Earnings

Financial Dictionary -> Investing -> Earnings

Earnings is one of those words possessing a double meaning when examined closely but only a single meaning when its alter-ego is used in conversation. Income is the alter-ego. Income is analogous to both people and companies. It is calculated differently but it is needed by both entities to survive and prosper. Income to people is most often their paycheck. It is figured a bit differently from a company's earnings but the bottom line is the same. For example, with a paycheck the gross amount is computed by multiplying the hours worked by the hourly wage.

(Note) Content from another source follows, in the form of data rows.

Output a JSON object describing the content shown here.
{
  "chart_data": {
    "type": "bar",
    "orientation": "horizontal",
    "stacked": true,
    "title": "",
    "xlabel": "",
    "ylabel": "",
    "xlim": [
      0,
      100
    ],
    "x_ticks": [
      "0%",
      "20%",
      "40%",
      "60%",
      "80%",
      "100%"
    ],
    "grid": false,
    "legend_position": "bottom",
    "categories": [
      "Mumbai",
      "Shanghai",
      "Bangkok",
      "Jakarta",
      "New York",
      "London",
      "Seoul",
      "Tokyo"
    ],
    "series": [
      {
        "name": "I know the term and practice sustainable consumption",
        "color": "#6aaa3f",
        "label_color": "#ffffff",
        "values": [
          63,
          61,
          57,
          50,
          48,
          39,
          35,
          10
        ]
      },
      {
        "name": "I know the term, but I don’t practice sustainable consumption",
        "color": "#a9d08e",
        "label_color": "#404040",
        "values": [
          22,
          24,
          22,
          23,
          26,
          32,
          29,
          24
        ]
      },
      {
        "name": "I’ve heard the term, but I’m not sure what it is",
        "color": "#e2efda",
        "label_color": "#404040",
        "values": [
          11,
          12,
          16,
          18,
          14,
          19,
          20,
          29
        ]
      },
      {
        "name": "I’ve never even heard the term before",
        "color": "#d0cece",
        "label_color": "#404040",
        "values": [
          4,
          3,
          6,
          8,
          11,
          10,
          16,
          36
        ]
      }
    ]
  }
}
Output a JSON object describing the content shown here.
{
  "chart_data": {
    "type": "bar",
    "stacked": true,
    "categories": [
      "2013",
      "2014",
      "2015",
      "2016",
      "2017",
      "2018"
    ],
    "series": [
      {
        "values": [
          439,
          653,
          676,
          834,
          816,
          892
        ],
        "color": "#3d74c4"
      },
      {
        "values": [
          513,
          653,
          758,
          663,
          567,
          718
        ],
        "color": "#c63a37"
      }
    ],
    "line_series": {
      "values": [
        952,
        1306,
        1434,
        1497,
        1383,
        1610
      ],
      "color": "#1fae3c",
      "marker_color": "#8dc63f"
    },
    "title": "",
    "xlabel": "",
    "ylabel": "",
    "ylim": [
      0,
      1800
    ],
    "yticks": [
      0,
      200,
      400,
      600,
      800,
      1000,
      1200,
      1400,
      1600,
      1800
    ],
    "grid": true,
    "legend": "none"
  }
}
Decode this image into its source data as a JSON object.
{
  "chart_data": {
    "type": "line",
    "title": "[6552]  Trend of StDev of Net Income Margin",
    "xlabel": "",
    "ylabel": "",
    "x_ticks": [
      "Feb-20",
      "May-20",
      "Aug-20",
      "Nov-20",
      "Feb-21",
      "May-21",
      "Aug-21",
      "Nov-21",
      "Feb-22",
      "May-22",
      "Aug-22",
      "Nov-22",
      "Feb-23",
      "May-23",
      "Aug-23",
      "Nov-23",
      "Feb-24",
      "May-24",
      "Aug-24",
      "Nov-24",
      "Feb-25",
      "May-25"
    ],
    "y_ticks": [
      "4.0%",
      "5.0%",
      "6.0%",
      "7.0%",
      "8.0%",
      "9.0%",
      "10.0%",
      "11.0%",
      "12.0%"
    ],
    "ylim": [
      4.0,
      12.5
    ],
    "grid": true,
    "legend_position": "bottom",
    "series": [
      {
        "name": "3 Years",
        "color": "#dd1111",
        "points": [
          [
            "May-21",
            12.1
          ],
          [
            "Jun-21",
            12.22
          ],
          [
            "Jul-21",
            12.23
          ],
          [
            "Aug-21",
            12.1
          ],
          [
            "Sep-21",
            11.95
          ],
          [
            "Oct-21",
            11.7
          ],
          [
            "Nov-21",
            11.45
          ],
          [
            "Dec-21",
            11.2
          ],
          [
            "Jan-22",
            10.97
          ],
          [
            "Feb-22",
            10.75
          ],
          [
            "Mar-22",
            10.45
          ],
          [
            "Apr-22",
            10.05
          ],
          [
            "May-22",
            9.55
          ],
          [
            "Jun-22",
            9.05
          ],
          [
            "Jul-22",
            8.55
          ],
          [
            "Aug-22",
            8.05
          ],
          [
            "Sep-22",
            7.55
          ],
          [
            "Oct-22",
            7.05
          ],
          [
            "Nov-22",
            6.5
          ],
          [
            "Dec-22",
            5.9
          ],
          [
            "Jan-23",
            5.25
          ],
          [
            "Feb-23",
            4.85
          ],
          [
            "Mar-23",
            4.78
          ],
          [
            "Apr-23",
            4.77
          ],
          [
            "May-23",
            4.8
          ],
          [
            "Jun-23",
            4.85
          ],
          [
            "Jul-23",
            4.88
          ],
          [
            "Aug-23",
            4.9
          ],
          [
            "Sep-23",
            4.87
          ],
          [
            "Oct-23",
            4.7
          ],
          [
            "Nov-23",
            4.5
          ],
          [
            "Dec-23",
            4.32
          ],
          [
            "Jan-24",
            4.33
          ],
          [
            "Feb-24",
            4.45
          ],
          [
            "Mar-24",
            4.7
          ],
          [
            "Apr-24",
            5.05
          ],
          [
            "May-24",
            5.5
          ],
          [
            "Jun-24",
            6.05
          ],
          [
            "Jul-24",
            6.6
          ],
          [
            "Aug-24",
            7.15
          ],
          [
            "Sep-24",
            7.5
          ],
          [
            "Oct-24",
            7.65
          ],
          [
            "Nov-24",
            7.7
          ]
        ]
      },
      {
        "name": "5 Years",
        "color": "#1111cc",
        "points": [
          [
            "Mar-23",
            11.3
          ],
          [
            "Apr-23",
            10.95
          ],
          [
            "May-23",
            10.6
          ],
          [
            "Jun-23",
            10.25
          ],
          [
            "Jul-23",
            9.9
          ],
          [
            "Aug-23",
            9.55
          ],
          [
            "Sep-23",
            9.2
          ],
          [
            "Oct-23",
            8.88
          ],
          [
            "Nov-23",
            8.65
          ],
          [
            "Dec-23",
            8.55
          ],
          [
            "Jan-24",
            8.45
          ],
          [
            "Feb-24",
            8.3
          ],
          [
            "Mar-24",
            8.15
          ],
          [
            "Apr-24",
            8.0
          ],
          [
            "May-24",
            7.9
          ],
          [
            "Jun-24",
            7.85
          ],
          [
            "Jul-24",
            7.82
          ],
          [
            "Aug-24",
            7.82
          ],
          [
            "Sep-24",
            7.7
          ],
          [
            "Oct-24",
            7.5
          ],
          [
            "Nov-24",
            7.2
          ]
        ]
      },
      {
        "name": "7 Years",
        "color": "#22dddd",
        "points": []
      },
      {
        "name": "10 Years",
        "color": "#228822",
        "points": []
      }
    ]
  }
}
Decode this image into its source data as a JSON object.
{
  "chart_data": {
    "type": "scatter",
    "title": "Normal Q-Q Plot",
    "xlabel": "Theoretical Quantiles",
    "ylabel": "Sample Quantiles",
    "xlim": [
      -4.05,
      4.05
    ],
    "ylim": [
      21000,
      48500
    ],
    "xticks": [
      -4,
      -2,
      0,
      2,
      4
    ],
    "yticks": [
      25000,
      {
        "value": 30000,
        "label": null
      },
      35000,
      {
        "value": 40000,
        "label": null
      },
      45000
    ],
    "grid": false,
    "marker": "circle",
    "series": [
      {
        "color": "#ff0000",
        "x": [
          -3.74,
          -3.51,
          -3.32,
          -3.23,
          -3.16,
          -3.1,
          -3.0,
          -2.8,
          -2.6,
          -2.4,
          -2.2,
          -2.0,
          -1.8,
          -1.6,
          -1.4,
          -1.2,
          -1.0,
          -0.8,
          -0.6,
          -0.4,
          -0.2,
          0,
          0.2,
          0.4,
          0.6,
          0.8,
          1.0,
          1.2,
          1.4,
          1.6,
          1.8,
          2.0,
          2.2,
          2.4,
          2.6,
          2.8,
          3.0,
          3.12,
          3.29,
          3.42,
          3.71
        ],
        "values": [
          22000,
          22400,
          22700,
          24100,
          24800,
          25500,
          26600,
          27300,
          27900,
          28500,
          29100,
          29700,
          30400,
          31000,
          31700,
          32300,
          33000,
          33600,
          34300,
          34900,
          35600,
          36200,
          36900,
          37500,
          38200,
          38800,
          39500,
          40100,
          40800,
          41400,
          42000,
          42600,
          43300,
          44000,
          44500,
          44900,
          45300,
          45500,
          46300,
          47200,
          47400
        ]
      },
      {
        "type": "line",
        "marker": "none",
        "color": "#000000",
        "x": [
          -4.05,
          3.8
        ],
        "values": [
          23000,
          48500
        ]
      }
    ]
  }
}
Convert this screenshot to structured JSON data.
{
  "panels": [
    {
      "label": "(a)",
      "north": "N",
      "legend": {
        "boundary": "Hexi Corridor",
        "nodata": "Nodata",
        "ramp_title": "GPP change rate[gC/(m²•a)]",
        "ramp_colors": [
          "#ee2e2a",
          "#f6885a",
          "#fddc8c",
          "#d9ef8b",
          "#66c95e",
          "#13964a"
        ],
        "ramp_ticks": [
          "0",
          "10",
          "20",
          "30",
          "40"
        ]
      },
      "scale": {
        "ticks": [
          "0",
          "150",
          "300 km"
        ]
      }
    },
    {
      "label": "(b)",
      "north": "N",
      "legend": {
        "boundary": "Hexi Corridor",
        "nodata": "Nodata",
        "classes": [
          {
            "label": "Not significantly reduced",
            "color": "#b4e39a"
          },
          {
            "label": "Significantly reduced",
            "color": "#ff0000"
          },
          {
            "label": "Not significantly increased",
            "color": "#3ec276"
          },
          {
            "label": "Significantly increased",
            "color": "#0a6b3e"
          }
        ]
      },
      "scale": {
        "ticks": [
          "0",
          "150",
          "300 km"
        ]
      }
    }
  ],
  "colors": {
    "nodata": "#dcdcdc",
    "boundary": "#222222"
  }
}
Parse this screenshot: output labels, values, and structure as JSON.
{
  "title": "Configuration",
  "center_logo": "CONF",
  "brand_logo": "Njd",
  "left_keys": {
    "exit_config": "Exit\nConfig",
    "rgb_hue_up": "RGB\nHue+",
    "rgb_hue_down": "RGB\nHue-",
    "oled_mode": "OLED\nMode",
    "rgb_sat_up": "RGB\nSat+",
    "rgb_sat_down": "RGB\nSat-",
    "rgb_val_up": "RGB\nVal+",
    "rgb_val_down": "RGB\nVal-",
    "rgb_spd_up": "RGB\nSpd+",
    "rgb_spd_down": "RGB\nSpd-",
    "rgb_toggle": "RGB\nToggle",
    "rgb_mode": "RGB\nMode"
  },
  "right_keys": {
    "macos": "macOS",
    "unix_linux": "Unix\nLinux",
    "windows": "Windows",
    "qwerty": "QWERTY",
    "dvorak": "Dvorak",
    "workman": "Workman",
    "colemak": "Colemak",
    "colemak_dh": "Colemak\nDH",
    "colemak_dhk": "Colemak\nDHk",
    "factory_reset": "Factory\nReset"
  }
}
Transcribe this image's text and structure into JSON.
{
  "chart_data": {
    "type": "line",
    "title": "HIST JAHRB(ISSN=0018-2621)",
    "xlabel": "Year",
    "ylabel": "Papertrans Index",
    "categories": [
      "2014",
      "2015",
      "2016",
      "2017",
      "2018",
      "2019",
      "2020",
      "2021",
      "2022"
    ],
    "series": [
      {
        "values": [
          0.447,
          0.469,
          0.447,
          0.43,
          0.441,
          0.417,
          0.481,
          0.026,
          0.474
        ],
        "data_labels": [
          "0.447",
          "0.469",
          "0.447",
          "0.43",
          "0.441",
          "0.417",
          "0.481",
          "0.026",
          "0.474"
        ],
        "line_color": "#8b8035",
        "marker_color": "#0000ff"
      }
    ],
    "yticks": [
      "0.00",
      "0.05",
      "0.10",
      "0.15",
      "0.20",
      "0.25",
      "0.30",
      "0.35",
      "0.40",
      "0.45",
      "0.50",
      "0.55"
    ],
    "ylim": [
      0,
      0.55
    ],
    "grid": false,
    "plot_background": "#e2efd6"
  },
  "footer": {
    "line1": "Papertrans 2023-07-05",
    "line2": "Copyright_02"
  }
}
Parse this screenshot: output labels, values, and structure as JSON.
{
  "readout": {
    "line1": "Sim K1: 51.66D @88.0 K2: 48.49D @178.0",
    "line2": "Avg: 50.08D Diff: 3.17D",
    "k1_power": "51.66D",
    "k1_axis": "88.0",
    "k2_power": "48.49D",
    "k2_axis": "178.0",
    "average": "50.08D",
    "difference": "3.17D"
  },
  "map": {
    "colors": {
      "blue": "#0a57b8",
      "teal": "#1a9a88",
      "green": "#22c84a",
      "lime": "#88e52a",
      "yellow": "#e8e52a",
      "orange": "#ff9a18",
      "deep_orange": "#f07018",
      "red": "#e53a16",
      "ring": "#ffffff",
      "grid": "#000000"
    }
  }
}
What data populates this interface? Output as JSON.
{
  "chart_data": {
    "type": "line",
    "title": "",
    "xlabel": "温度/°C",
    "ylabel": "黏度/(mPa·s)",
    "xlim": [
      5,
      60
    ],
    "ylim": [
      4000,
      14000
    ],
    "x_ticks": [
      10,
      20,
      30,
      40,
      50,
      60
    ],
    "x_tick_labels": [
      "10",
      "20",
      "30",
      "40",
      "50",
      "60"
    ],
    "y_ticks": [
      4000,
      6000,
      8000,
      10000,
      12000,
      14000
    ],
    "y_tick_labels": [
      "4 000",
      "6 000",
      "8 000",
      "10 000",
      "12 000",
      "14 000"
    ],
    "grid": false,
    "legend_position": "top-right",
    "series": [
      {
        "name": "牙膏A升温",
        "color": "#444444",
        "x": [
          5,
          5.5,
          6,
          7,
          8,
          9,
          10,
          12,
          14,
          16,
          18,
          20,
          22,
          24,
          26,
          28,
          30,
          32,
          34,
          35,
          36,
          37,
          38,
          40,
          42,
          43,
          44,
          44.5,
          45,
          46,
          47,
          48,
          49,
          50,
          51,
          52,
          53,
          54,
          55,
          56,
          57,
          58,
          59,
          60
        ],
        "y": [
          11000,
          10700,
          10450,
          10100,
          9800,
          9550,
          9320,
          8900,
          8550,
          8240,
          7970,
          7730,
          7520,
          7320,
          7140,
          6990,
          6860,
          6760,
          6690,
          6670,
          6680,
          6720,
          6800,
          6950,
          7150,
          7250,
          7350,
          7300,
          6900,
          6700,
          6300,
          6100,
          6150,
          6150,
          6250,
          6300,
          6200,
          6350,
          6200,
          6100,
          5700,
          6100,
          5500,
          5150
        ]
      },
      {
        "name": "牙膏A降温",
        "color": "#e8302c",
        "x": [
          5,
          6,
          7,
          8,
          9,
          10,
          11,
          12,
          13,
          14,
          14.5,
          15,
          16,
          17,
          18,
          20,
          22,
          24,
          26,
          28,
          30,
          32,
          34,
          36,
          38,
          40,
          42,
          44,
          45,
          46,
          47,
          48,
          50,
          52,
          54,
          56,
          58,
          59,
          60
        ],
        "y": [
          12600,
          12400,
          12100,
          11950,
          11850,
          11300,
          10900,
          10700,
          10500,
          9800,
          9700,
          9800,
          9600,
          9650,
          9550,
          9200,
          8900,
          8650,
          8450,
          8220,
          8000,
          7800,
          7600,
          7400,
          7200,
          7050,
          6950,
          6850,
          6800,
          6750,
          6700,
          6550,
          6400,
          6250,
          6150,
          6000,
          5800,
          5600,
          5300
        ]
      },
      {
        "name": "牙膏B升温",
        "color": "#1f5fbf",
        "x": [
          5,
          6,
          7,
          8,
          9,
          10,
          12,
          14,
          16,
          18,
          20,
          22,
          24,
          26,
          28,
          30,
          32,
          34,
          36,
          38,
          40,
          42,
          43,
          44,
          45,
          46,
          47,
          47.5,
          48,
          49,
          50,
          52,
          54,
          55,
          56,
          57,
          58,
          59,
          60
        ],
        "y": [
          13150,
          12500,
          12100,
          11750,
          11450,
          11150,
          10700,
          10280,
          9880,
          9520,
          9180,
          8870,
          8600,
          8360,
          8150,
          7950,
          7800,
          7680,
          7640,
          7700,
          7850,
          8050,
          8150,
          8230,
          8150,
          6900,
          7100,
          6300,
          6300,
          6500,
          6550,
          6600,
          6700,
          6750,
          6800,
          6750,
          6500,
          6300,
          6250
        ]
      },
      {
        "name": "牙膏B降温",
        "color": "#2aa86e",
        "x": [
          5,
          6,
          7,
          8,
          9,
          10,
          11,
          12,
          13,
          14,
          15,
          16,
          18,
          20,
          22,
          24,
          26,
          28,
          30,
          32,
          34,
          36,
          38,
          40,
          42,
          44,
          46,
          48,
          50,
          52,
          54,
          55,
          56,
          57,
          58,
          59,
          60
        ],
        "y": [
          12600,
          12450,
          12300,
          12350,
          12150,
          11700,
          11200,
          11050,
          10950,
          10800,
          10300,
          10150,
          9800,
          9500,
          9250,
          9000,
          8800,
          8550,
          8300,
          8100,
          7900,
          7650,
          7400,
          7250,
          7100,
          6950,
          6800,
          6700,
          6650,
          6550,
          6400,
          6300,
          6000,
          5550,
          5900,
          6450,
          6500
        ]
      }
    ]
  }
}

While that is the most common means, some people work on commission or a base pay plus commission or a flat salary. Regardless after all deductions for taxes, insurance, loans, etc, the bottom line is the take home pay. Companies on the other hand compute income by taking their revenues and subtracting cost of sales, operating expenses and taxes over a given period of time. A company's earnings usually refers to after-tax net income.

Notice the similarity between a person's income and a company's income. Both are after tax numbers. This number is the actual earnings because all of the mandatory deductions have been accounted for. Notice also the computation method does not indicate how a person or company will spend their earnings. Nor, does it intimate that these earnings will be spent wisely or foolishly.

One can easily surmise that if a person spends their earnings foolishly or haphazardly their personal life style will suffer. Almost the same thing can be said for a company because, generally, a business's earnings are the main determinant of its share price. If a company is not publicly traded and does not maintain a reserve set aside out of earnings, it probably won't maintain profitability. Its remaining economic life could be shortened considerably without attention to and maintenance of earnings.

Regardless of which category one is looking at when it comes to earnings, it is clear successful longevity can only be insured by the constant evaluation of income/earnings. Not minding the store (to use an old saying), almost always leads to earnings dwindling and longevity evaporating.